According to the OLEM, the reasons that comparing TRI and RMP filings is a relatively ineffective method of discovering RMP nonfilers include the following:

  • Different minimum concentration criteria. For some substances that are common to both the RMP and TRI chemical lists, both rules do not cover substance mixtures or solutions where the substance is present below 1 percent concentration (under TRI, this is referred to as the “de minimis concentration”). However, for other substances, the de minimis concentration under TRI is different from the minimum reportable concentration under the RMP rule. For example, for 24 substances on both the RMP and TRI lists, the TRI de minimis concentration is 0.1 percent, but the RMP minimum concentration is 1 percent. Additionally, the RMP rule specifies much higher minimum concentration cutoffs than the TRI for several substances, including aqueous ammonia (20 percent), hydrochloric acid (37 percent), hydrofluoric acid (50 percent), and nitric acid (80 percent). Due to these differences, many facilities that report more than RMP threshold quantities of one or more substances under TRI are not subject to the RMP rule if they hold the substances below the applicable RMP concentration cutoff.
  • Quantity on-site vs. quantity in a process. To be covered under the RMP rule, a facility must have a process containing more than a threshold quantity of a regulated substance. Process means “any activity involving a regulated substance including any use, storage, manufacturing, handling, or on-site movement of such substances, or combination of these activities.” Under this definition, if a facility has several separate areas for storing, manufacturing, or using chemicals, but no single area contains more than a threshold quantity of a regulated substance, the facility is not subject to the RMP rule.
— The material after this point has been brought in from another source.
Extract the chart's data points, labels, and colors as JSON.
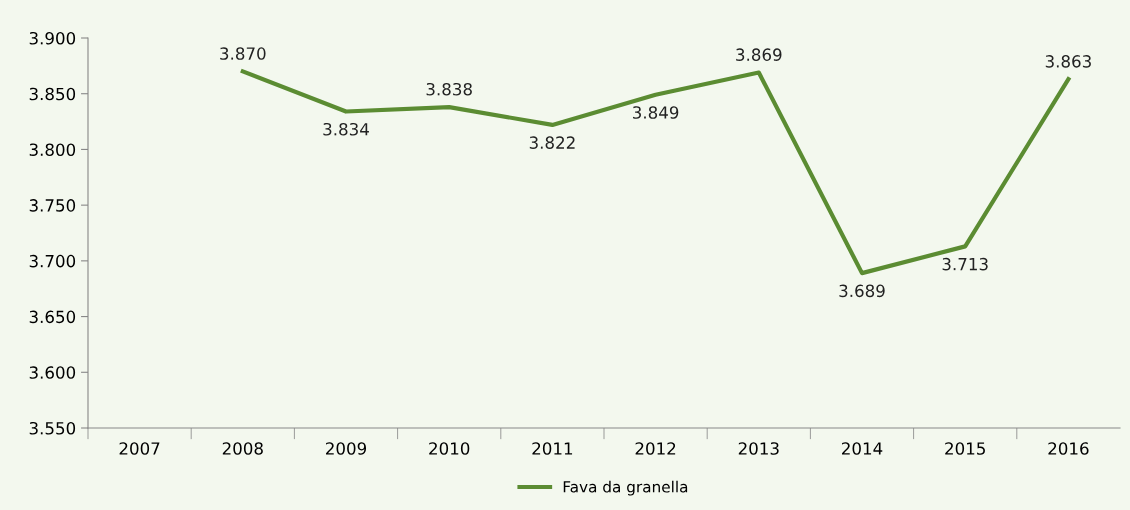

The TRI rule, on the other hand, requires facilities to report the “maximum amount of the toxic chemical on-site at any time during the calendar year.” Therefore, the TRI database contains some facilities that hold threshold quantities of RMP substances on a sitewide basis but not in a single process. These facilities are not subject to the RMP rule.
  • Bulk storage quantities. Some facilities erroneously report very large “maximum amount on-site” quantities of RMP-covered substances on their TRI submission, but the substances are not actually held on-site above RMP threshold quantities at any one time. For example, the EPA has identified numerous examples of facilities reporting combustion by-products, such as hydrofluoric and hydrochloric acid, above RMP threshold quantities. Only when the EPA contacts or visits the facility does it become apparent that these substances are not actually being held on-site above an RMP threshold.
  • Flammable mixtures. Some toxic chemicals covered under TRI are listed as flammable substances under the RMP. Where these substances are present as part of flammable mixtures (for example, at a petroleum refinery), the entire mixture can be reported in the RMP database under the name flammable mixture. While a comparison of the TRI and RMP databases for one of these substances may appear to identify an RMP nonfiler, in some cases, these facilities have, in fact, submitted an RMP for a flammable mixture containing the named flammable substance.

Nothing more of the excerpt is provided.